Autor:innen:
T. Flieder (Bad Oeynhausen, DE)
M. Wolny (Bad Oeynhausen, DE)
K. von Bargen (Bad Oeynhausen, DE)
J. Schmitz (Bielefeld, DE)
A. Vollmer (Bad Oeynhausen, DE)
C. Knabbe (Bad Oeynhausen, DE)
I. Birschmann (Bad Oeynhausen, DE)
Introduction
The main function of platelets is within hemostasis, but they also play a major role in inflammatory processes. For example, together with leukocytes they can form so-called platelet-leukocyte aggregates (PLA), which can be distinguished in subgroups like platelet-neutrophile aggregates (PNA) or platelet-monocyte aggregates (PMA). The occurrence of such aggregates is predominantly described in connection with inflammatory or thrombotic situations. Therefore, they are also considered as potential biomarkers for some diseases such as chronic obstructive pulmonary disease, consumptive coagulopathy, or sepsis.
In patients with implanted extracorporeal membrane oxygenation (ECMO) or left ventricular assist device (LVAD), who also showed increased PLA levels, the occurrence of these PLA has been associated with inflammatory processes. We investigated whether the shear stress exerted on cells by ECMO or LVAD can also lead to PLA formation using a flow chamber model.
Methods
D-Phenylalanyl-L-prolyl-L-arginine chloromethyl ketone (PPACK) anticoagulated blood was collected from healthy donors and for part of the experiments a platelet inhibitor was added to the blood 15 min before shear stress exposure. Whole blood was pumped at a defined rate through a PDMS-glass-based flow chamber (height 100 µm, width 1000 µm, length 5 cm, with or without a 75% stenosis), causing a defined shear stress on the cells. We chose a low shear rate of 500s-1 and a high shear rate of 5000 s-1. In the stenosis area, the shear rates were 2000 s-1 and 20000 s-1. After shear stress exposure, PLA, PNA and PMA were determined by flow cytometry.

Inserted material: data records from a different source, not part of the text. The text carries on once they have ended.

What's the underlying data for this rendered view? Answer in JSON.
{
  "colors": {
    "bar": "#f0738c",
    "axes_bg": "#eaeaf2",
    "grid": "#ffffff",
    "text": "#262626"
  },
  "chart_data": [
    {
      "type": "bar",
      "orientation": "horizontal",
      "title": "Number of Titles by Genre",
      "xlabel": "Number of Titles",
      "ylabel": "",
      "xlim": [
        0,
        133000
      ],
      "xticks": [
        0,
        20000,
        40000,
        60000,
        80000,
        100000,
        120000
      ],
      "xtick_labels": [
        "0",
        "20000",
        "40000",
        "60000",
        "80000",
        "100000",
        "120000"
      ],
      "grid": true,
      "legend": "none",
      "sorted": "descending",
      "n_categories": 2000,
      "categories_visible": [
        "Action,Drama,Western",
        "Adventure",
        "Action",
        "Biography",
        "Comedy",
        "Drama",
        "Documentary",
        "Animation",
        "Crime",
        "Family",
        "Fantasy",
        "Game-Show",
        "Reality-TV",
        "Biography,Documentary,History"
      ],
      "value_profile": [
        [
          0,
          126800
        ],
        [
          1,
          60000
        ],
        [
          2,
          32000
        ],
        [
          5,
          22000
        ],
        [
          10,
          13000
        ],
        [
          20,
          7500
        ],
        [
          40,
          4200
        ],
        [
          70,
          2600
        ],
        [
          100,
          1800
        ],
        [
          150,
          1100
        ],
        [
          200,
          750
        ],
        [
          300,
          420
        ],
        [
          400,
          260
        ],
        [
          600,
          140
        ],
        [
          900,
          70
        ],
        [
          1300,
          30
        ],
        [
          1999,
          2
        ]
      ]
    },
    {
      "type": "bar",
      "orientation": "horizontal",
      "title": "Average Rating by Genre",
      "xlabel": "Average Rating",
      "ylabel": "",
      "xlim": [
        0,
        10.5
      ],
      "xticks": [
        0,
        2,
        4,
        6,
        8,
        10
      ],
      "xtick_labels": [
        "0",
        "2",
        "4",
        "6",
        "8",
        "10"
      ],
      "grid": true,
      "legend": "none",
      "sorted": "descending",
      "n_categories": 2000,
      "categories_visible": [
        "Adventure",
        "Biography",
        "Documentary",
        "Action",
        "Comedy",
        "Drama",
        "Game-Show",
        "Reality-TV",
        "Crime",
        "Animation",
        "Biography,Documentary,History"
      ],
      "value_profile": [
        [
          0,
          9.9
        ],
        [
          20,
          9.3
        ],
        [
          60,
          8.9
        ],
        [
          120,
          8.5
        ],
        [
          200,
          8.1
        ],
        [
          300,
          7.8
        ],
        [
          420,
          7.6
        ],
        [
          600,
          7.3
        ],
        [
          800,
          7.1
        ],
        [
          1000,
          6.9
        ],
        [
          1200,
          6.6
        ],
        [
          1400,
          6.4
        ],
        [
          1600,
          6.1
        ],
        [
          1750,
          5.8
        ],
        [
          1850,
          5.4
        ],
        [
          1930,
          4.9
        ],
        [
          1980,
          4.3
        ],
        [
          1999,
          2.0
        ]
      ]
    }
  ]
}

The study received a positive vote from the ethics committee (AZ: 2022-1015).
Results
At shear rates of 500 s-1 and 5000 s-1 in the flow chamber without stenosis the measurements showed a significant increase in PNA and PMA relative to the respective control. An increased appearance of PLA was observed only at 5000 s-1. Expression of CD62P on platelets was not increased by shear rates.
In the flow chamber with a 75% stenosis, it was shown that PLA, PNA, and PMA were significantly increased at 500 s-1 and 5000 s-1. Increased CD62P expression was only observed at 5000 s-1.
When comparing the samples with 5000 s-1 shear rate of the model without stenosis and the samples with 500 s-1 shear rate and the model with stenosis (2000 s-1 at the stenosis), it was shown that significantly more PLA, PNA, and PMA were formed in the samples from the stenotic flow chamber.
Conclusion
This study demonstrated that shear stress exposure can lead to increased formation of PLA, PNA, and PMA. Thereby, platelet activation does not seem to be necessary. However, acceleration of cells due to stenosis seems to have a higher influence on PLA formation than the degree of shear rate alone. Whether these results can also be confirmed in patients with ECMO or LVAD needs to be investigated in further studies.